Changing Britain: Whilst the non-religious are growing, new religious life is flourishing in urban areas

Nov 4, 2016 by

by Grace Davie, LSE:

Grace Davie’s 1994 book Religion in Britain Since 1945 has been one of the leading resources in the field of the Sociology of Religion. A revised edition, published in 2015, describes the religious situation in twenty-first century Britain, taking into account the changes that have taken place in the last two decades. Here Davie explores the nature of these transformations.

Twenty years after I published Religion in Britain since 1945: Believing without Belonging an extensively revised edition appeared under the title Religion in Britain: A Persistent Paradox.

The paradox can be summarized as follows: at one and the same time Britain is becoming steadily more secular (no serious scholar disputes that), but the significance of religion as a topic in public debate is rising rather than falling.  In short – and like many of our European neighbours – we talk more about something that we do less.  The consequences of this situation are worked through in the revised text.

Quite apart from this, a twenty year gap between the two editions permitted an assessment of the wider changes taking place in modern Britain.  Some of these I had anticipated, others caught me by surprise.  I will deal with each of these in turn.

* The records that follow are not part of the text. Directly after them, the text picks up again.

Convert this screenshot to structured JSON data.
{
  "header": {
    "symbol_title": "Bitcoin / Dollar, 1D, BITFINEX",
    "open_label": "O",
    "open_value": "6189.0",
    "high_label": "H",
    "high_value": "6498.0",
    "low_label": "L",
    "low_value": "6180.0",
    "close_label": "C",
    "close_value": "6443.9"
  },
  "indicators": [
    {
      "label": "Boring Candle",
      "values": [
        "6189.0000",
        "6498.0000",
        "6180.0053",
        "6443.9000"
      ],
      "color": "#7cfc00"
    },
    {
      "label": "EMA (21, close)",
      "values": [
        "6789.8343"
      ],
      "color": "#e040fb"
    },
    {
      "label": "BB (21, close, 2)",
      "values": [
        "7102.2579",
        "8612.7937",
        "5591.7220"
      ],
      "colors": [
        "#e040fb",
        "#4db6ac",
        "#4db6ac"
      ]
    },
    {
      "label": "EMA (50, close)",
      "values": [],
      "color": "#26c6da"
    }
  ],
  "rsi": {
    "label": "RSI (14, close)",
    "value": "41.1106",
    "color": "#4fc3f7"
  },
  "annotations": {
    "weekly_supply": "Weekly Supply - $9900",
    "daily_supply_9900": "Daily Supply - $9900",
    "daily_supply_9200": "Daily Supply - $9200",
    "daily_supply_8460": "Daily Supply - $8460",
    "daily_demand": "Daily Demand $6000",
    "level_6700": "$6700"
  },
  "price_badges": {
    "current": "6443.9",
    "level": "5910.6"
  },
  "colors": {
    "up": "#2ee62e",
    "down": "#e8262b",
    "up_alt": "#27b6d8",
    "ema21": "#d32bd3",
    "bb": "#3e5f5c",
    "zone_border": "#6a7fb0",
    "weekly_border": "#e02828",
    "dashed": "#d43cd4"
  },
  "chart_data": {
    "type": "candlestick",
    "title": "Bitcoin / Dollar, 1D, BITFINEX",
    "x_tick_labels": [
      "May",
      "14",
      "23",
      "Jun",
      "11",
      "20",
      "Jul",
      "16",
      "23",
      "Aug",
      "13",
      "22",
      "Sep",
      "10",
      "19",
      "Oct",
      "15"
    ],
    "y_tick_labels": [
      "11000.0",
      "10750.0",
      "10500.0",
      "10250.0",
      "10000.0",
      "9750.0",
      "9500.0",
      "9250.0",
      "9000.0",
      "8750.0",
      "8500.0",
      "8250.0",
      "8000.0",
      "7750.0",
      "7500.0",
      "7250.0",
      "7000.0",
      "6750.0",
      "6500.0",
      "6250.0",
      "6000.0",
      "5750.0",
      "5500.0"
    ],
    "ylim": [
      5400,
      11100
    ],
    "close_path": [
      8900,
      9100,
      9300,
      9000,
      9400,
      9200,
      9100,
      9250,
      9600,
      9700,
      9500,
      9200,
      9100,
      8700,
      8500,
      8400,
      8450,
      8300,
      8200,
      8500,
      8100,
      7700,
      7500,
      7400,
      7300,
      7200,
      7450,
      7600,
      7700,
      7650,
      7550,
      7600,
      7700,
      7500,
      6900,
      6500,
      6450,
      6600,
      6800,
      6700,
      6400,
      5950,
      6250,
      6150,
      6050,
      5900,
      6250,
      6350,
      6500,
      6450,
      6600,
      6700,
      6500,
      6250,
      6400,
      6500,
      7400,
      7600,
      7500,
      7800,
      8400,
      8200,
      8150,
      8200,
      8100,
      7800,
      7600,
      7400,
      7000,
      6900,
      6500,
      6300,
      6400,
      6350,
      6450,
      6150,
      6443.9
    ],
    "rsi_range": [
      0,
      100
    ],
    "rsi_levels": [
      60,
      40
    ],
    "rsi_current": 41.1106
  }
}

I expected and found a mixture of continuity and change, which has resulted in a broad spectrum of activity, ranging from the religiously committed (of different faiths) at one end of the spectrum to articulate unbelievers at the other.  Both religious and secular views can at times be sharp – unsurprisingly the extremes provoke each other.  Much grey remains, however, not least the blurring of the lines between nominal believers and their secular equivalents. That said the proportion of people placing themselves in the no-religion category continues to grow, mostly at the expense of nominal Anglicans.